A mortgage amortization calculator generates a complete schedule showing how each monthly payment splits between principal and interest, and how your loan balance decreases over time. It's an essential tool for homebuyers, homeowners considering extra payments, and anyone refinancing a mortgage.

How to Use This Calculator

  1. Enter the loan amount (home price minus down payment).
  2. Enter the annual interest rate.
  3. Enter the loan term in years (typically 15 or 30).
  4. Click Calculate to see monthly payment, total interest paid, total cost of the loan, and the full amortization schedule.

What This Calculator Measures

  • Monthly payment — Fixed amount paid each month (principal + interest, excluding taxes/insurance).
  • Principal portion — The part of each payment that reduces your loan balance.
  • Interest portion — The part that goes to the lender as interest cost.
  • Remaining balance — Outstanding loan amount after each payment.

Formula or Logic

Monthly Payment = P × [r(1+r)^n] ÷ [(1+r)^n − 1]

Where: P = Principal, r = Monthly interest rate (annual rate ÷ 12), n = Total number of payments.

Early in the loan, most of your payment is interest.

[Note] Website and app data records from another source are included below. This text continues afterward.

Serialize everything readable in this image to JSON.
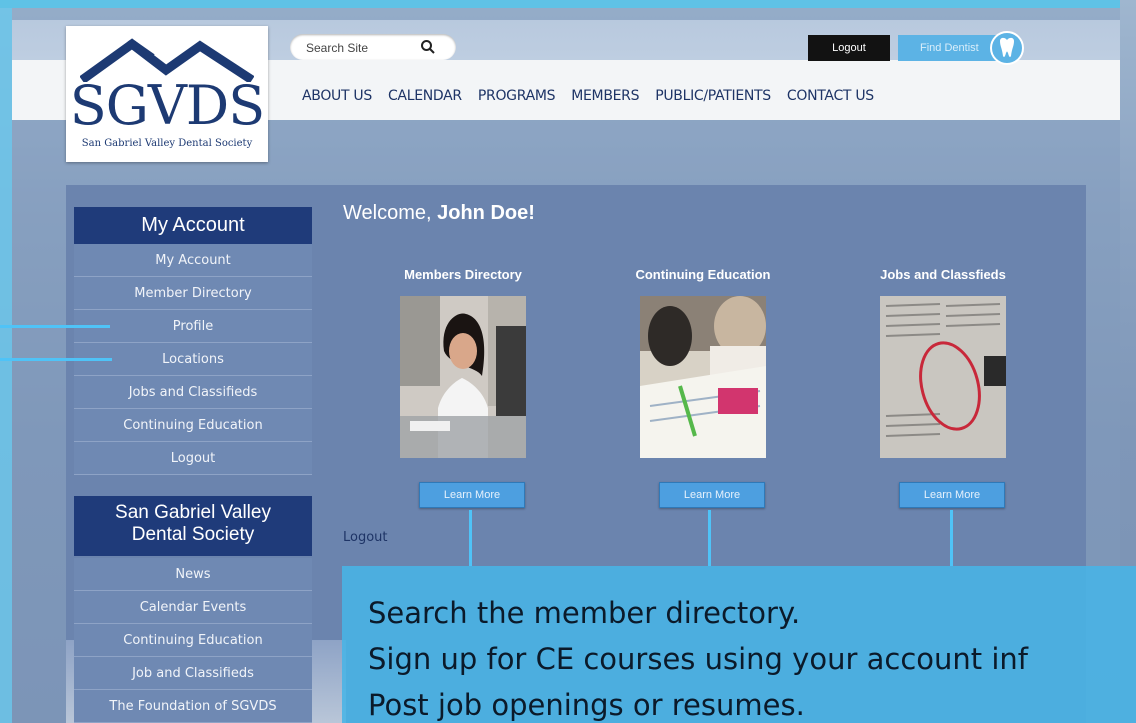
{
  "search": {
    "placeholder": "Search Site"
  },
  "header_buttons": {
    "logout": "Logout",
    "find_dentist": "Find Dentist"
  },
  "logo": {
    "text": "SGVDS",
    "subtitle": "San Gabriel Valley Dental Society"
  },
  "nav": [
    "ABOUT US",
    "CALENDAR",
    "PROGRAMS",
    "MEMBERS",
    "PUBLIC/PATIENTS",
    "CONTACT US"
  ],
  "sidebar": {
    "account_header": "My Account",
    "account_items": [
      "My Account",
      "Member Directory",
      "Profile",
      "Locations",
      "Jobs and Classifieds",
      "Continuing Education",
      "Logout"
    ],
    "society_header_line1": "San Gabriel Valley",
    "society_header_line2": "Dental Society",
    "society_items": [
      "News",
      "Calendar Events",
      "Continuing Education",
      "Job and Classifieds",
      "The Foundation of SGVDS"
    ]
  },
  "main": {
    "welcome_prefix": "Welcome,",
    "welcome_name": "John Doe!",
    "cards": [
      {
        "title": "Members Directory",
        "button": "Learn More"
      },
      {
        "title": "Continuing Education",
        "button": "Learn More"
      },
      {
        "title": "Jobs and Classfieds",
        "button": "Learn More"
      }
    ],
    "logout_link": "Logout"
  },
  "callout": {
    "lines": [
      "Search the member directory.",
      "Sign up for CE courses using your account inf",
      "Post job openings or resumes."
    ]
  },
  "colors": {
    "brand_navy": "#1f3b7a",
    "accent_cyan": "#4fc3f7",
    "button_blue": "#4d9fe0"
  }
}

Over time, more goes to principal — this is the amortization effect.

Example Calculations

Example 1: $300,000 loan, 6.5% rate, 30 years → Monthly payment = $1,896. Total paid = $682,560. Total interest = $382,560.

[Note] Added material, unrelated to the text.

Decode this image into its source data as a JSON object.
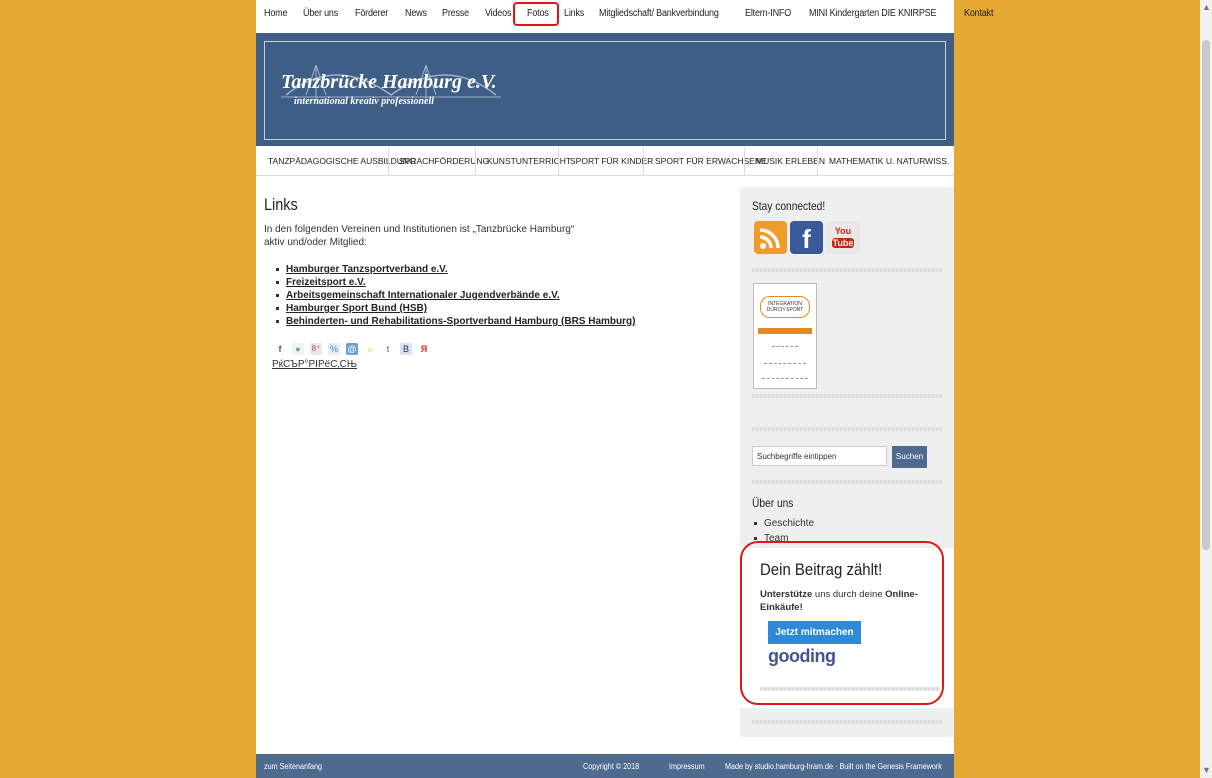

Example 2: $300,000 loan, 6.5%, 15 years → Monthly payment = $2,614. Total interest = $170,520 — saving $212,040 over the 30-year term.

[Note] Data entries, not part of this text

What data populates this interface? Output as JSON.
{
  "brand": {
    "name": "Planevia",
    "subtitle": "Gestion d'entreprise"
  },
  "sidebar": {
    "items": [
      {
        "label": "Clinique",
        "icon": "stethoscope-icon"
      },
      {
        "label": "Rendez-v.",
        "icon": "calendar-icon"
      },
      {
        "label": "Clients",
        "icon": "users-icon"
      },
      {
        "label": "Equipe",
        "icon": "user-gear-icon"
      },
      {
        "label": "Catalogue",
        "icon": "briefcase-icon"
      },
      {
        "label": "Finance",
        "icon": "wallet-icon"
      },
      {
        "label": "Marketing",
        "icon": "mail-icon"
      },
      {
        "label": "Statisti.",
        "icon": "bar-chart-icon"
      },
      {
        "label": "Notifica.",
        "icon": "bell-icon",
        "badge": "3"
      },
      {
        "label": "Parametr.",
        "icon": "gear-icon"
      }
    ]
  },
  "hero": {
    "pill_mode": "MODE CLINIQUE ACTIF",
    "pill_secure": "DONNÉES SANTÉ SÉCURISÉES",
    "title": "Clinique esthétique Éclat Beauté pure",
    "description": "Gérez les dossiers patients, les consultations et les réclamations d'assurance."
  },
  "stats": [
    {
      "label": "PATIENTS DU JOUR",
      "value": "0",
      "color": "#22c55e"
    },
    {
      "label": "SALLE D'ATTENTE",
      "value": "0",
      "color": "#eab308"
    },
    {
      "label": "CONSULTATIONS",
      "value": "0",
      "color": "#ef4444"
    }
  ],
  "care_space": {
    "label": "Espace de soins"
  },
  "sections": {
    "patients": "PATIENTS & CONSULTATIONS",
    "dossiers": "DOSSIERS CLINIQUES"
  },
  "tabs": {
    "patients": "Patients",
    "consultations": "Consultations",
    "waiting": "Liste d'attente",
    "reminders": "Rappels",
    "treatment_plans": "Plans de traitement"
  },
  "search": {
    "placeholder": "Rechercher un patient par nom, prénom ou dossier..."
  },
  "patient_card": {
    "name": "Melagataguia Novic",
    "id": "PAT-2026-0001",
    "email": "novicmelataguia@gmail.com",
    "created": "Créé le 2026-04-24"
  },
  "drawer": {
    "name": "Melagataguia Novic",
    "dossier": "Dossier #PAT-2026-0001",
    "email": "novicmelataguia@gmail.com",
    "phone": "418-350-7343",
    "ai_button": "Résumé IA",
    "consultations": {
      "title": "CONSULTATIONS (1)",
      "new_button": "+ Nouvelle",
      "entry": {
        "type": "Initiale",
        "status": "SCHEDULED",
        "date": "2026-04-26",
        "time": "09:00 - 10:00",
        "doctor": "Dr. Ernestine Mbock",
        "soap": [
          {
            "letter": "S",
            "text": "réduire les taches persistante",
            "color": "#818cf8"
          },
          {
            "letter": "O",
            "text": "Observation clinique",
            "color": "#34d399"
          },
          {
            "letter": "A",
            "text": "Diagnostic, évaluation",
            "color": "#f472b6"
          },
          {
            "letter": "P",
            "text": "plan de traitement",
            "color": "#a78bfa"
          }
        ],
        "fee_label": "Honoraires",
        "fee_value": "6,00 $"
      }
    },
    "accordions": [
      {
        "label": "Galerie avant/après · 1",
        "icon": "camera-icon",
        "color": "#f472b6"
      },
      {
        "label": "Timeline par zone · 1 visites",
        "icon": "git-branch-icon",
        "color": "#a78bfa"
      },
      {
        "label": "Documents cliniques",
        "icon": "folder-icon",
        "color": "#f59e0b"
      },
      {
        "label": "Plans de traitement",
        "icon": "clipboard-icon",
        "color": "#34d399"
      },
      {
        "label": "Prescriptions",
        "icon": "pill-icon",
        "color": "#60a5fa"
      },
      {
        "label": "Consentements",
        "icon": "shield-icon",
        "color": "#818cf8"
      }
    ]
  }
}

Understanding Your Results

The amortization schedule reveals the dramatic cost of interest over a long loan. Making one extra principal payment per year can reduce a 30-year mortgage by 4–5 years and save tens of thousands in interest.

Common Mistakes to Avoid

  • Not including property taxes, homeowners insurance, and PMI in your total monthly budget (the payment shown here is principal + interest only).
  • Comparing monthly payments without accounting for the total interest cost over the full term.
  • Forgetting that prepayment penalties exist on some loan types — check before making extra payments.
  • Using an interest-only period calculation as if it were fully amortizing.